Cell Phone Corporations Help Government
and Law Enforcement Spy on You



Activist Post
July 13, 2012
By Susanne Posel, Contributor
Chief Editor of Occupy Corporatism

  Your wireless company is tracking you with GPS,
  recording your phone calls and text messages... and
  they are selling the information, they collect, to
  other corporations, nations, governments — anyone
  willing to pay for the data. The US government is
  one of the wireless corporations' biggest clients.
  They are collecting yotabytes of data from multiple
  sources on all American citizens.

  Congressman Ed Markey compiled a report with
  information from numerous cell phone corporations,
  that showed, just how much data law enforcement
  receives from prominent cell phone carriers.

AT&T, Sprint, Verizon and T-Mobile were requested to hand over personal client data to federal agencies and local law enforcement at an alarming rate.

  • 1.3 million = total number of law enforcement requests for “text messages, caller locations and other information in the course of investigations”
  • 116 = average number of requests, the tiny Cricket fields each day
  • 700 = average number of requests, AT&T fields each day
  • 1,500 = average number of requests, Sprint fields each day
  • $8.3 million = total amount in bills, that AT&T sent to law enforcement and government agencies to comply with their requests (That was up from $2.8 million in 2007.)

Sprint, catering to the illegal data mining of government agencies, has also made their job easier by providing an automated web interface specifically designed for law enforcement, which allowed them to retrieve more public information, than from any other cellular phone carrier.

The Obama administration is attempting to force a rewrite of Congressional law regarding cellular phone privacy rights. In United States v. Jones Americans have protection under the US Constitution against GPS surveillance by local law enforcement and federal agencies under the 4th Amendment.

Because of the information, that can be obtained from GPS technology and cellular phone devices, a search warrant was an absolute requirement. Law enforcement would typically make a request for multiple forms of data from one particular person under the guise of hunting down a bank robber or serial killer. However, these claims were more often, than not erroneous and simply a formality to justify the data mining.

Text messages are like gold to the federal and local agencies retrieving information on citizens, because it is cheaper for them to obtain from the cellular phone corporations. As the rise in requests continues, the requests for legal wiretapping decreases. Simply put: why jump through legal hoops to get information, when the corporations readily give it to law enforcement at the expense of the privacy of their clients?

While the US Supreme Court ruled, that law enforcement must obtain a warrant, before tagging a car with a GPS tracker, the cellular phone laws are still murky and up to interpretation.

In the UK the UK Home Office (UKHO) have admitted, they are spying on their citizens in an expansion of MI5 data surveillance laws.

A proposed bill, if passed, would place massive amounts of personal data into the hands of the British government. How they use that data, is purely at their discretion. Internet companies will have to install hardware enabling GCHQ — the government’s electronic “listening” agency — to examine “on demand” any phone call made, text message and email sent and website accessed in “real time".
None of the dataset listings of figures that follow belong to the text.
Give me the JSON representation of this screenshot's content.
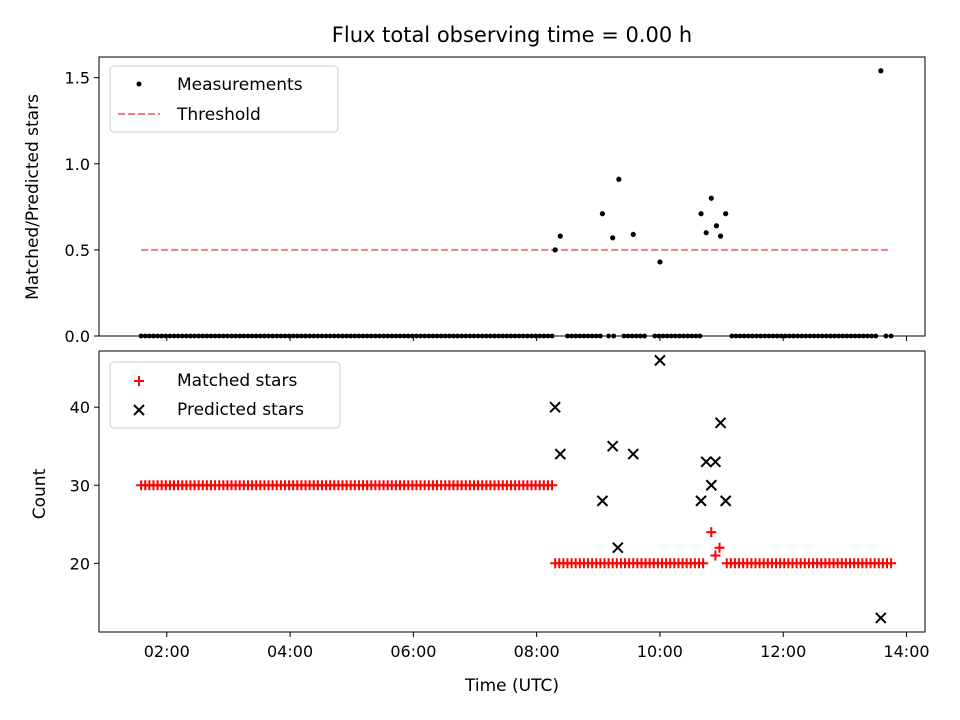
{
  "figure": {
    "title": "Flux total observing time = 0.00 h"
  },
  "chart_data": [
    {
      "type": "scatter",
      "ylabel": "Matched/Predicted stars",
      "xlim_hours": [
        0.9,
        14.3
      ],
      "ylim": [
        0,
        1.62
      ],
      "yticks": [
        0.0,
        0.5,
        1.0,
        1.5
      ],
      "ytick_labels": [
        "0.0",
        "0.5",
        "1.0",
        "1.5"
      ],
      "legend": {
        "placement": "top-left"
      },
      "series": [
        {
          "name": "Measurements",
          "kind": "points",
          "color": "#000000",
          "zero_runs": [
            {
              "start": "01:35",
              "end": "08:15",
              "step_min": 4
            },
            {
              "start": "08:30",
              "end": "09:05",
              "step_min": 4
            },
            {
              "start": "09:10",
              "end": "09:15",
              "step_min": 5
            },
            {
              "start": "09:25",
              "end": "09:45",
              "step_min": 4
            },
            {
              "start": "09:55",
              "end": "10:40",
              "step_min": 4
            },
            {
              "start": "11:10",
              "end": "13:30",
              "step_min": 4
            },
            {
              "start": "13:40",
              "end": "13:45",
              "step_min": 5
            }
          ],
          "points": [
            {
              "t": "08:18",
              "y": 0.5
            },
            {
              "t": "08:23",
              "y": 0.58
            },
            {
              "t": "09:04",
              "y": 0.71
            },
            {
              "t": "09:14",
              "y": 0.57
            },
            {
              "t": "09:20",
              "y": 0.91
            },
            {
              "t": "09:34",
              "y": 0.59
            },
            {
              "t": "10:00",
              "y": 0.43
            },
            {
              "t": "10:40",
              "y": 0.71
            },
            {
              "t": "10:45",
              "y": 0.6
            },
            {
              "t": "10:50",
              "y": 0.8
            },
            {
              "t": "10:55",
              "y": 0.64
            },
            {
              "t": "10:59",
              "y": 0.58
            },
            {
              "t": "11:04",
              "y": 0.71
            },
            {
              "t": "13:35",
              "y": 1.54
            }
          ]
        },
        {
          "name": "Threshold",
          "kind": "dashed-line",
          "color": "#f08080",
          "x": [
            "01:35",
            "13:45"
          ],
          "y": 0.5
        }
      ]
    },
    {
      "type": "scatter",
      "xlabel": "Time (UTC)",
      "ylabel": "Count",
      "xlim_hours": [
        0.9,
        14.3
      ],
      "ylim": [
        11.2,
        47.2
      ],
      "yticks": [
        20,
        30,
        40
      ],
      "ytick_labels": [
        "20",
        "30",
        "40"
      ],
      "xticks": [
        "02:00",
        "04:00",
        "06:00",
        "08:00",
        "10:00",
        "12:00",
        "14:00"
      ],
      "legend": {
        "placement": "top-left"
      },
      "series": [
        {
          "name": "Matched stars",
          "kind": "plus",
          "color": "#ff0000",
          "runs": [
            {
              "start": "01:35",
              "end": "08:15",
              "step_min": 4,
              "y": 30
            },
            {
              "start": "08:18",
              "end": "10:45",
              "step_min": 4,
              "y": 20
            },
            {
              "start": "11:05",
              "end": "13:45",
              "step_min": 4,
              "y": 20
            }
          ],
          "points": [
            {
              "t": "10:50",
              "y": 24
            },
            {
              "t": "10:54",
              "y": 21
            },
            {
              "t": "10:58",
              "y": 22
            }
          ]
        },
        {
          "name": "Predicted stars",
          "kind": "cross",
          "color": "#000000",
          "points": [
            {
              "t": "08:18",
              "y": 40
            },
            {
              "t": "08:23",
              "y": 34
            },
            {
              "t": "09:04",
              "y": 28
            },
            {
              "t": "09:14",
              "y": 35
            },
            {
              "t": "09:19",
              "y": 22
            },
            {
              "t": "09:34",
              "y": 34
            },
            {
              "t": "10:00",
              "y": 46
            },
            {
              "t": "10:40",
              "y": 28
            },
            {
              "t": "10:45",
              "y": 33
            },
            {
              "t": "10:50",
              "y": 30
            },
            {
              "t": "10:54",
              "y": 33
            },
            {
              "t": "10:59",
              "y": 38
            },
            {
              "t": "11:04",
              "y": 28
            },
            {
              "t": "13:35",
              "y": 13
            }
          ]
        }
      ]
    }
  ]
}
Smartphones and social media can also be used to engage otherwise unknown material about whomever the authorities want to survey. All of this data is conveniently stored on most modern cell phones. Cell phones are our most beloved technology. Everyone has one and could not live without it. And those, who are in government and law enforcement, have turned them into spying devices, because it is just too easy. We pay for the phone. We pay for the service. And it has been turned into a Big Brother control, that strips us of our privacy.